For instance, you have more free time than you think. Take advantage of the time spent on planes, trains, and taxis to take care of a few tasks.
You might not want to tend to anything major if you don’t have internet access (or unsecured WiFi), but you can respond to an email or check in with your team.
Make a list of everything you can do while on your trip and where you can do it. Prioritize what you need to accomplish first.
You can write a few messages on the train but finish your big presentation in your hotel room. By keeping a list of what’s possible and where, you’re less likely to forget something.
Take Advantage Of Project Management Tools
Project management tools can make your life much simpler. Are calls, texts, emails, and other forms of communication too overwhelming and disorganized?
Project management apps can help you create documents, save them, pass them on to relevant people, assign projects, mark tasks as complete, and perform other functions to streamline your workload.
Use Tools For Communication
Obviously, your phone is going to come to mind when you think of communication tools.
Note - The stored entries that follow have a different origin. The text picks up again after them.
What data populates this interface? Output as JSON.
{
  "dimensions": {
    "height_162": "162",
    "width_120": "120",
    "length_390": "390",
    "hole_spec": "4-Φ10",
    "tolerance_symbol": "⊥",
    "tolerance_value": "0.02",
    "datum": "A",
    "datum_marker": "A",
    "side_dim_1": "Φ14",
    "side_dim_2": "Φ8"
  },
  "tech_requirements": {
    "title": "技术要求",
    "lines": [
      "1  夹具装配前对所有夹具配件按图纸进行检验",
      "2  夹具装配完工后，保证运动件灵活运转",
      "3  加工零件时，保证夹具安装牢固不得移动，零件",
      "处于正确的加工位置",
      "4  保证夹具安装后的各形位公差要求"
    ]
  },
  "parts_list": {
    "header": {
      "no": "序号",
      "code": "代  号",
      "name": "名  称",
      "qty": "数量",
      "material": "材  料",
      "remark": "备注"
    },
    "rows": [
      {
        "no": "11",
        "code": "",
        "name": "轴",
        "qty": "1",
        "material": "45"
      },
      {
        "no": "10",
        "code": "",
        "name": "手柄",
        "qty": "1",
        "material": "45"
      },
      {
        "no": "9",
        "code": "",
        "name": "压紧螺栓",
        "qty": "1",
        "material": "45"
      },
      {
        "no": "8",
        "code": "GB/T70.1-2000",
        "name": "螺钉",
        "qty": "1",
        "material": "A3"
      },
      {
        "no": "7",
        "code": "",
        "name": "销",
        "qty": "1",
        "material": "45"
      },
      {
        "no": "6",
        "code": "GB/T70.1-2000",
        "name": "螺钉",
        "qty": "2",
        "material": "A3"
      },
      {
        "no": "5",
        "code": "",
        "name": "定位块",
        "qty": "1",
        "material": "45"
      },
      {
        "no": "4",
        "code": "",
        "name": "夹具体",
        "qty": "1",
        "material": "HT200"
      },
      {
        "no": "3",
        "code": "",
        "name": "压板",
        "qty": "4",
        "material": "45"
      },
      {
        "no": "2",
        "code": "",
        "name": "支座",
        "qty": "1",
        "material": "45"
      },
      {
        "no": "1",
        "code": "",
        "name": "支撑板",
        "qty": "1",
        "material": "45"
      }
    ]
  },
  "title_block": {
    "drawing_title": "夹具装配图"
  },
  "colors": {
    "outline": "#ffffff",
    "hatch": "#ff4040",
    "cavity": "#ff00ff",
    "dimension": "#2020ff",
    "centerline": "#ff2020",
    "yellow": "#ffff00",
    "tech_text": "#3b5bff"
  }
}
If you need to speak with multiple people who are in different timezones, though, your phone’s capabilities aren’t always going to suffice.
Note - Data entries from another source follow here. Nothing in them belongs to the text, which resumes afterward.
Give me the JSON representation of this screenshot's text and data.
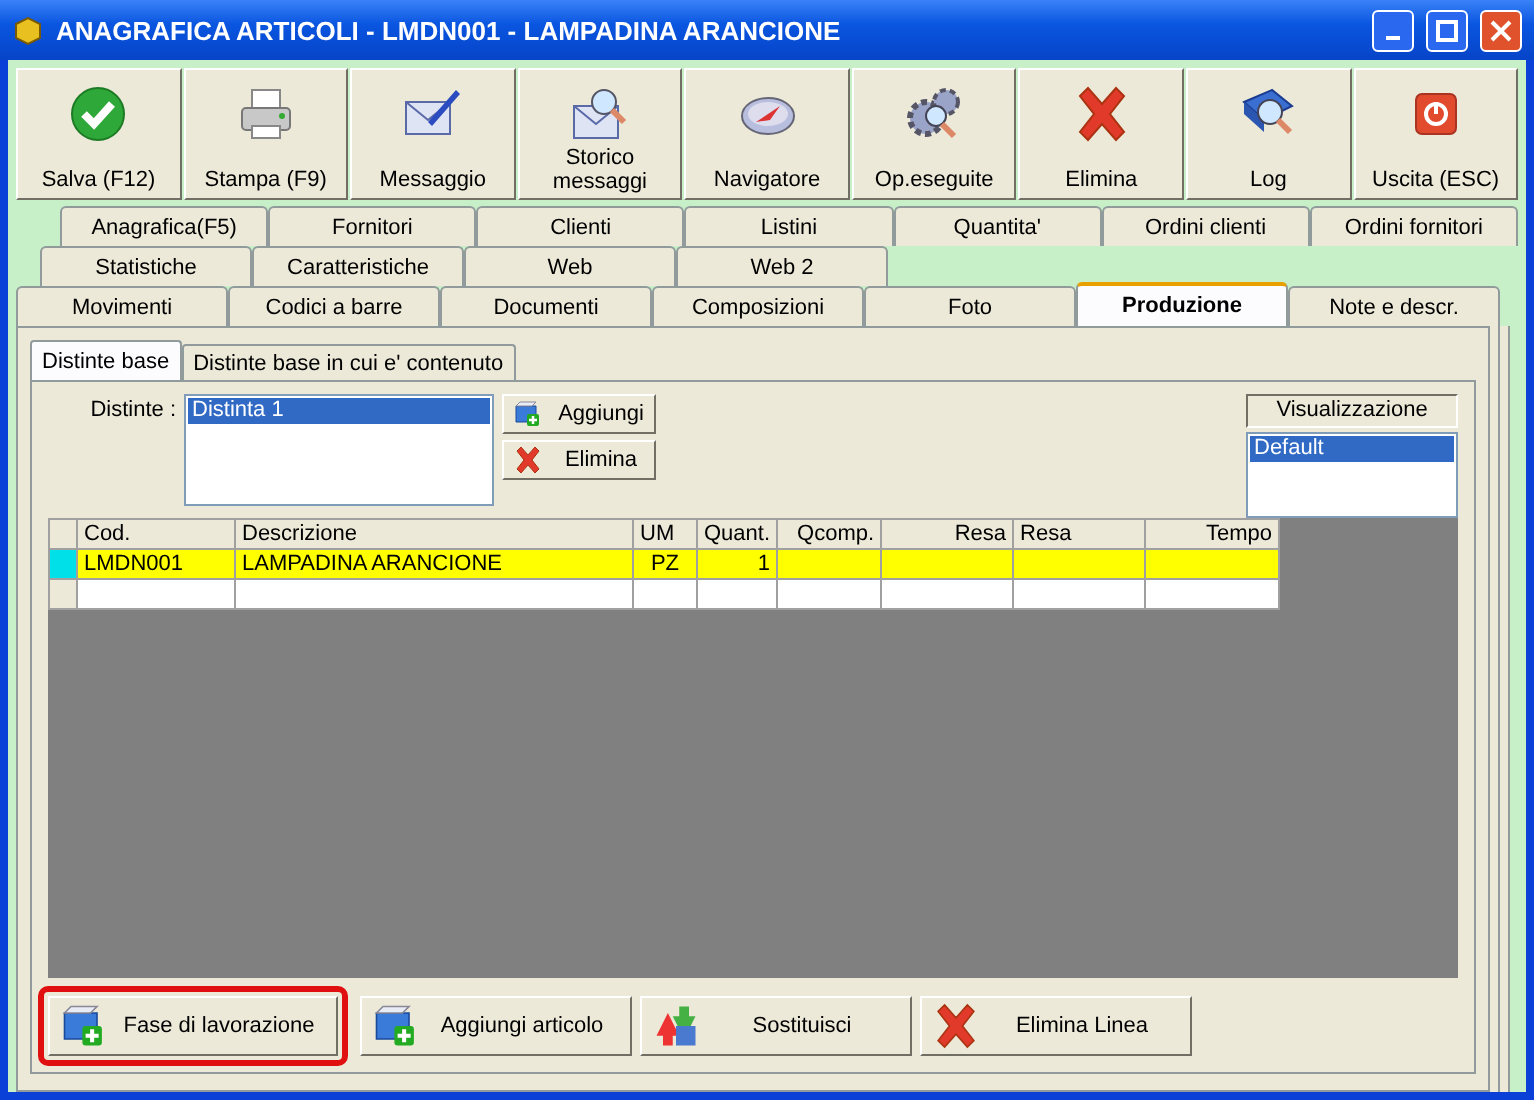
{
  "window": {
    "title": "ANAGRAFICA ARTICOLI - LMDN001 - LAMPADINA ARANCIONE"
  },
  "toolbar": [
    {
      "label": "Salva (F12)",
      "kind": "check"
    },
    {
      "label": "Stampa (F9)",
      "kind": "printer"
    },
    {
      "label": "Messaggio",
      "kind": "envelope-pen"
    },
    {
      "label": "Storico messaggi",
      "kind": "envelope-search"
    },
    {
      "label": "Navigatore",
      "kind": "compass"
    },
    {
      "label": "Op.eseguite",
      "kind": "gears"
    },
    {
      "label": "Elimina",
      "kind": "cross"
    },
    {
      "label": "Log",
      "kind": "book-search"
    },
    {
      "label": "Uscita (ESC)",
      "kind": "power"
    }
  ],
  "tab_rows": [
    [
      {
        "label": "Anagrafica(F5)",
        "selected": false
      },
      {
        "label": "Fornitori",
        "selected": false
      },
      {
        "label": "Clienti",
        "selected": false
      },
      {
        "label": "Listini",
        "selected": false
      },
      {
        "label": "Quantita'",
        "selected": false
      },
      {
        "label": "Ordini clienti",
        "selected": false
      },
      {
        "label": "Ordini fornitori",
        "selected": false
      }
    ],
    [
      {
        "label": "Statistiche",
        "selected": false
      },
      {
        "label": "Caratteristiche",
        "selected": false
      },
      {
        "label": "Web",
        "selected": false
      },
      {
        "label": "Web 2",
        "selected": false
      }
    ],
    [
      {
        "label": "Movimenti",
        "selected": false
      },
      {
        "label": "Codici a barre",
        "selected": false
      },
      {
        "label": "Documenti",
        "selected": false
      },
      {
        "label": "Composizioni",
        "selected": false
      },
      {
        "label": "Foto",
        "selected": false
      },
      {
        "label": "Produzione",
        "selected": true
      },
      {
        "label": "Note e descr.",
        "selected": false
      }
    ]
  ],
  "subtabs": [
    {
      "label": "Distinte base",
      "selected": true
    },
    {
      "label": "Distinte base in cui e' contenuto",
      "selected": false
    }
  ],
  "distinte": {
    "label": "Distinte :",
    "items": [
      {
        "label": "Distinta 1",
        "selected": true
      }
    ],
    "buttons": [
      {
        "label": "Aggiungi",
        "kind": "add"
      },
      {
        "label": "Elimina",
        "kind": "cross"
      }
    ]
  },
  "visualizzazione": {
    "title": "Visualizzazione",
    "items": [
      {
        "label": "Default",
        "selected": true
      }
    ]
  },
  "grid": {
    "columns": [
      "Cod.",
      "Descrizione",
      "UM",
      "Quant.",
      "Qcomp.",
      "Resa",
      "Resa",
      "Tempo"
    ],
    "rows": [
      {
        "selected": true,
        "cells": [
          "LMDN001",
          "LAMPADINA ARANCIONE",
          "PZ",
          "1"
        ]
      },
      {
        "selected": false
      }
    ]
  },
  "bottom_buttons": [
    {
      "label": "Fase di lavorazione",
      "kind": "add",
      "highlighted": true
    },
    {
      "label": "Aggiungi articolo",
      "kind": "add",
      "highlighted": false
    },
    {
      "label": "Sostituisci",
      "kind": "swap",
      "highlighted": false
    },
    {
      "label": "Elimina Linea",
      "kind": "cross",
      "highlighted": false
    }
  ]
}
Instead, leverage a mobile video conferencing app that enables you to meet with whomever you need to.
According to one study, 45 percent of workplace meetings are virtual anyway, so why not chat with your colleagues face-to-face, even if you’re miles apart?
Conference calling platforms can boost communication and help you be just as productive as you would be at home.
Keep Your Devices Charged
Always keep your devices charged. You’re in a place you probably don’t know very well and also don’t know many people.
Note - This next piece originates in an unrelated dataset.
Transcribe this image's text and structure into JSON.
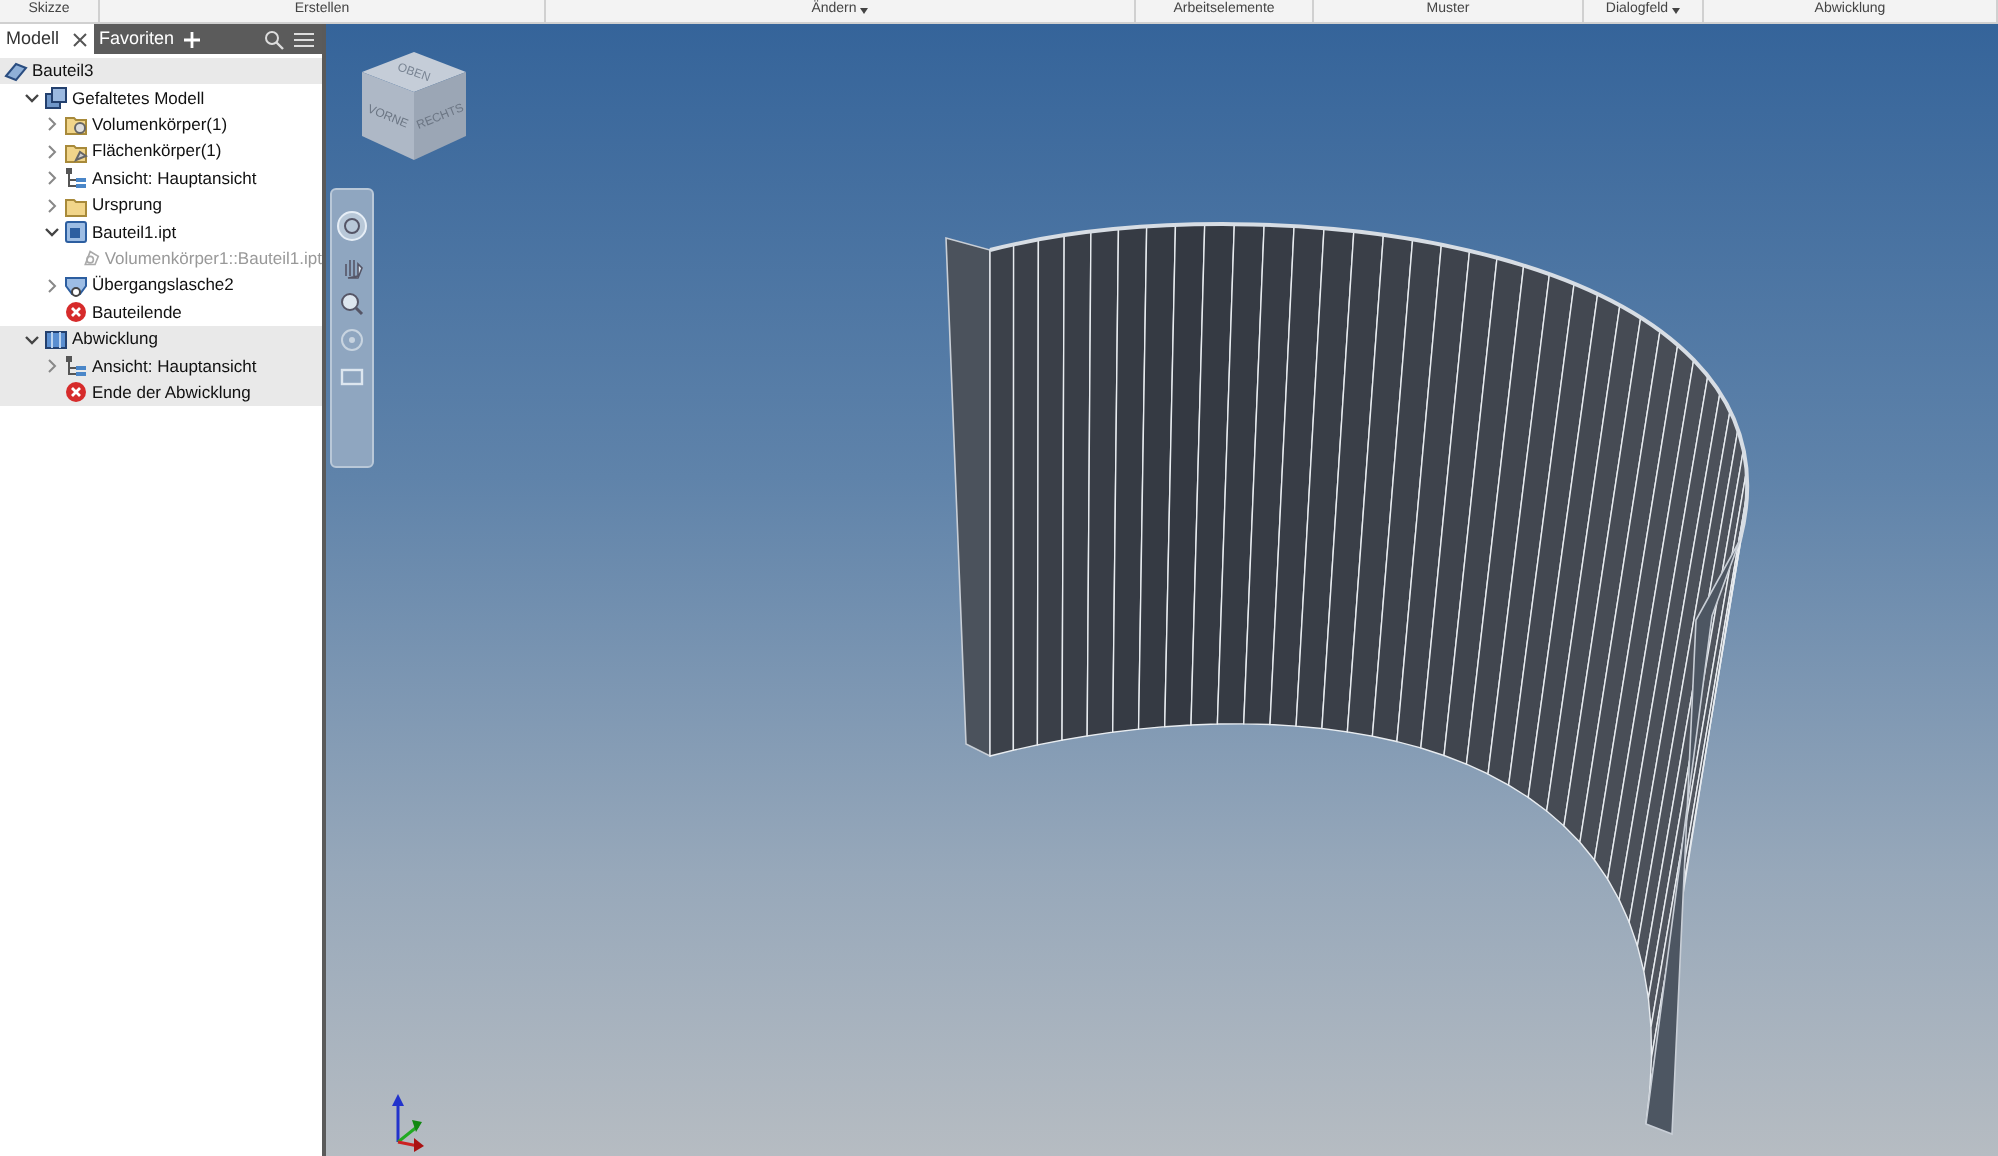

You’ll be in a predicament if your phone dies when you need to communicate with someone or call a cab.
Your laptop might run out of battery when you need it but cannot access your charger, so remember to juice it up before you leave your accommodations. Portable batteries are also a practical option.
Consider Using A Coworking Space
Are you in a city for four days, but your important meeting, i.e., the reason you traveled, on day two?
If you don’t want to spend all your time in your hotel room or its lobby, see if you can purchase a day pass at a local coworking space.
This area is designed for people who need to work on their computers and communicate with remote team members.
It’s an opportunity to get out of your accommodations and work in a productive area. Plus, you never know what networking opportunities you’ll find.
Be Prepared For Sudden Changes
Schedules can suddenly change and transportation can be delayed, so be prepared with something to do in case your day ends up going differently than how you expected.
Do you have a mobile data plan that can support whatever work you need to do? Maybe a WiFi hotspot you can carry?
This way, you can take advantage of whatever surprise free time comes your way that you can’t use to do something more fun.
Account For Downtime Sightseeing
Don’t spend all your time working, though. Make time to enjoy yourself and explore the city you’re in.
Work will always be there when you get back, so make efforts to get to know your coworkers better, try different restaurants, see local sights, and read a book or watch TV in your hotel room.
Call your family and friends back home—your first duty is to them and your mental health, not your job, so be active about making time to not work.
Staying on top of business while traveling can be tricky, but there are tools and techniques to make it easier. How do you keep up with work while on business trips?